In 2023, Motos complained about what he described as restrictions on freedom of expression due to criticism directed at him and the programme. His remarks prompted responses from commentators and social media users who argued that, as host of a prime-time television show with millions of viewers, he already possessed a significant public platform. Among the most widely shared responses was one by TikTok creator Marta Llanos, who argued that Motos was not losing freedom of expression, but rather facing public disagreement and criticism for his opinions.

That same year, comments made on the programme by former deputy prime minister Alfonso Guerra regarding "censorship" and "political correctness" also generated controversy. Guerra lamented that comedians "can no longer joke about anything", to which Motos responded that many comedians now spent more time discussing topics they supposedly could not joke about than actually telling jokes.

Several comedians and satirists, including Facu Díaz, Kike García and illustrator Raúl Salazar, publicly accused Motos's production company of pressuring performers and publications to remove jokes about the presenter. Díaz stated that Motos was "obsessed with his public image" and unwilling to tolerate jokes directed at him. Politician Javier Padilla similarly claimed that he had received communications from Motos's agency after criticising the type of masculinity he believed the presenter represented.

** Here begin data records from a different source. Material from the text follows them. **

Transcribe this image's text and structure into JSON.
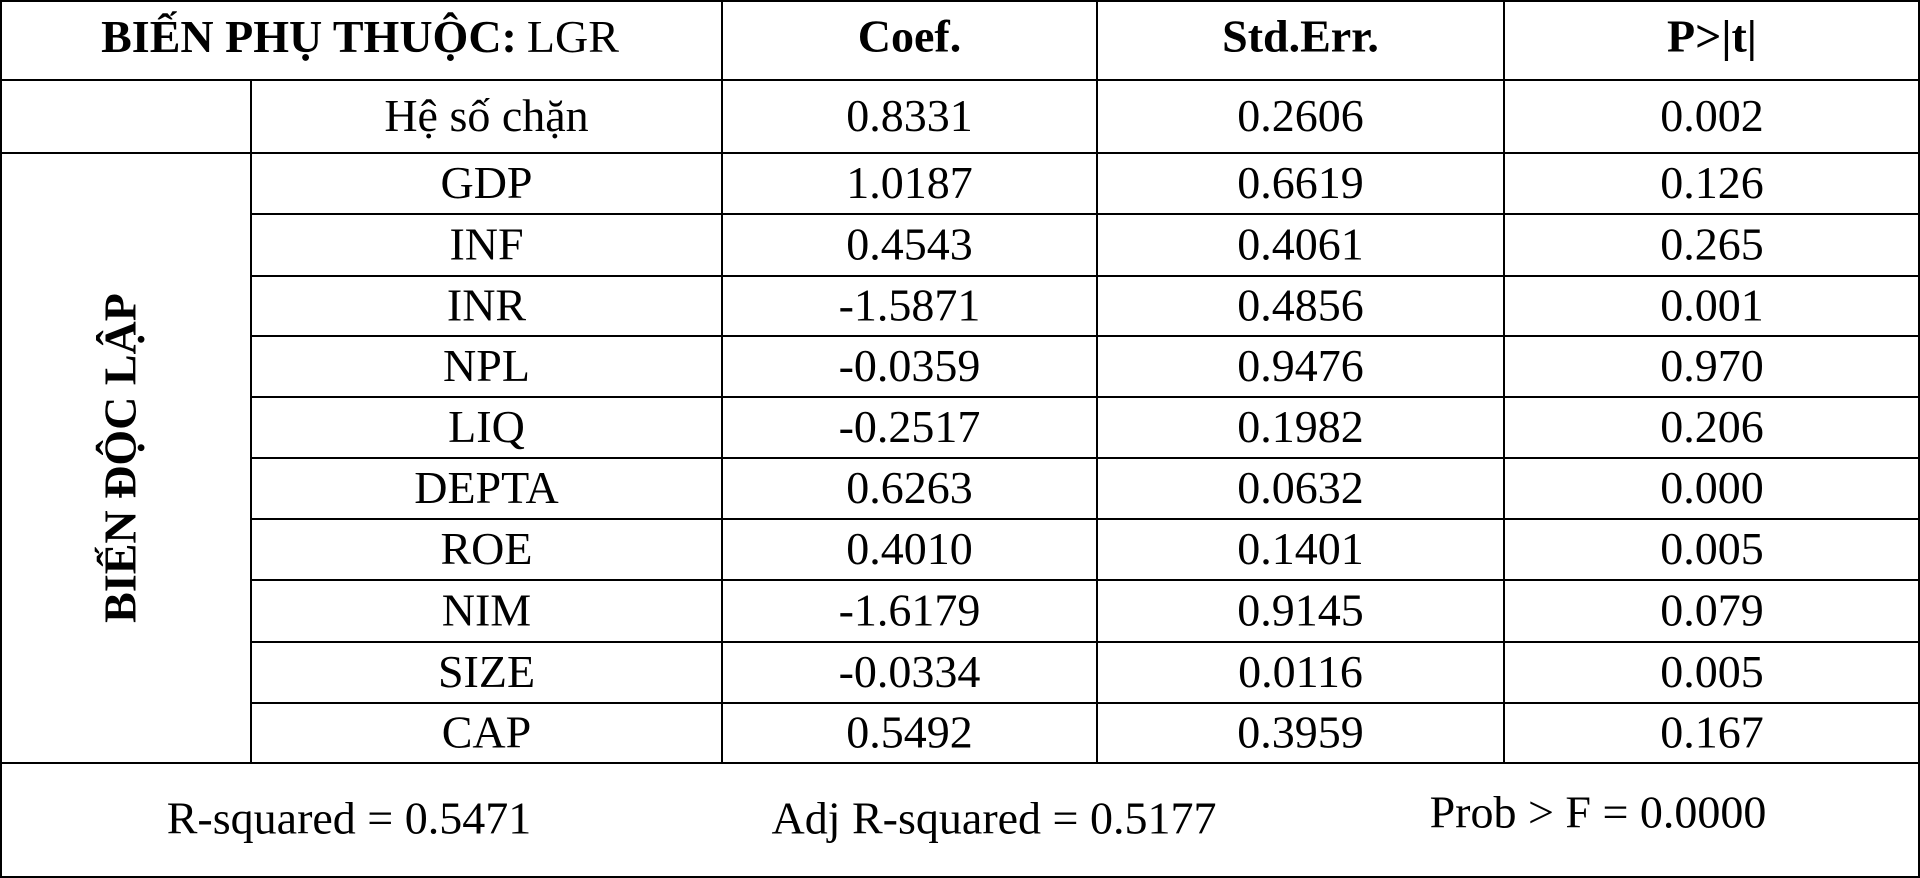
{
  "header": {
    "dependent_label": "BIẾN PHỤ THUỘC:",
    "dependent_var": "LGR",
    "columns": [
      "Coef.",
      "Std.Err.",
      "P>|t|"
    ]
  },
  "table": {
    "group_label": "BIẾN ĐỘC LẬP",
    "rows": [
      [
        "Hệ số chặn",
        "0.8331",
        "0.2606",
        "0.002"
      ],
      [
        "GDP",
        "1.0187",
        "0.6619",
        "0.126"
      ],
      [
        "INF",
        "0.4543",
        "0.4061",
        "0.265"
      ],
      [
        "INR",
        "-1.5871",
        "0.4856",
        "0.001"
      ],
      [
        "NPL",
        "-0.0359",
        "0.9476",
        "0.970"
      ],
      [
        "LIQ",
        "-0.2517",
        "0.1982",
        "0.206"
      ],
      [
        "DEPTA",
        "0.6263",
        "0.0632",
        "0.000"
      ],
      [
        "ROE",
        "0.4010",
        "0.1401",
        "0.005"
      ],
      [
        "NIM",
        "-1.6179",
        "0.9145",
        "0.079"
      ],
      [
        "SIZE",
        "-0.0334",
        "0.0116",
        "0.005"
      ],
      [
        "CAP",
        "0.5492",
        "0.3959",
        "0.167"
      ]
    ]
  },
  "footer": {
    "stats": [
      "R-squared = 0.5471",
      "Adj R-squared = 0.5177",
      "Prob > F = 0.0000"
    ]
  }
}
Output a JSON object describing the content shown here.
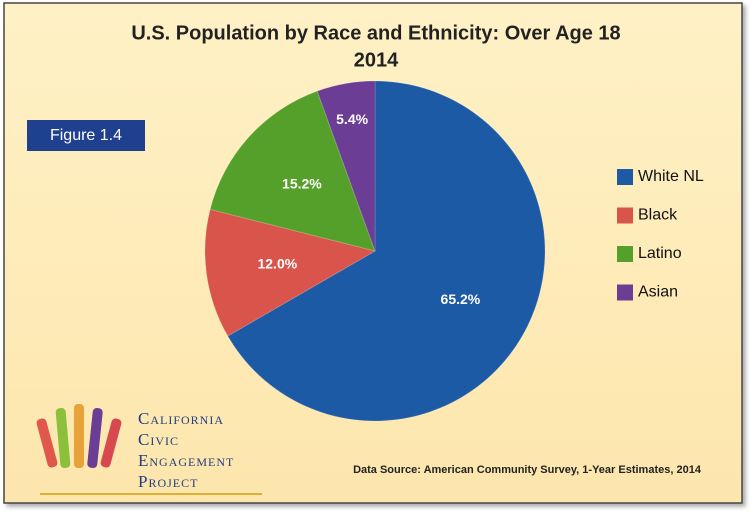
{
  "chart_data": {
    "type": "pie",
    "title": "U.S. Population by Race and Ethnicity: Over Age 18",
    "subtitle": "2014",
    "figure_label": "Figure 1.4",
    "categories": [
      "White NL",
      "Black",
      "Latino",
      "Asian"
    ],
    "values": [
      65.2,
      12.0,
      15.2,
      5.4
    ],
    "value_labels": [
      "65.2%",
      "12.0%",
      "15.2%",
      "5.4%"
    ],
    "colors": [
      "#1d5aa6",
      "#d9544a",
      "#55a02a",
      "#6b3d94"
    ],
    "legend": "right",
    "source": "Data Source: American Community Survey, 1-Year Estimates, 2014",
    "logo": [
      "California",
      "Civic",
      "Engagement",
      "Project"
    ]
  }
}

=== La Revuelta controversy ===
Comedian David Broncano often gained social media attention for his show The Resistance on pay-per-view network Movistar Plus+ by attacking El Hormiguero for its perceived bias. While Broncano never threatened the show's success, due to being aired much later and on a pay TV channel, in 2024 Broncano swapped to TVE to launch a similar show called La revuelta, which competed in the ratings directly against El Hormiguero. Broncano's show was a success, and beat El Hormiguero, which had led the timeslot for ten straight years, in the ratings on its second day on air.

El Hormiguero and La revuelta often exchanged tit-for-tat insults, with collaborator Juan del Val on El Hormiguero, a show perceived to have a right-wing political leaning, suggesting that Prime Minister Pedro Sánchez had chosen Broncano to counter EHs leadership in the ratings, saying "the problem is not Broncano, the problem is that La Moncloa wants to end Pablo Motos".

On 21 November 2024, David Broncano announced that he would not be able to interview that day's guest, 2024 MotoGP World Championship champion Jorge Martín, who was already in the programme's dressing room, because he had been pressured to go on El Hormiguero first. Due to being unable to broadcast the interview with Martín (which was shot nonetheless, but later lost) on that date, La revuelta chose to air twelve minutes of dialogue-free footage from a documentary on the bellow of a deer instead. Pablo Motos claimed that it was "a misunderstanding" and that the controversy was an example of "journalistic malpractice".

In 2025, El Hormiguero conclusively regained its leadership of the ratings ahead of Broncano's show.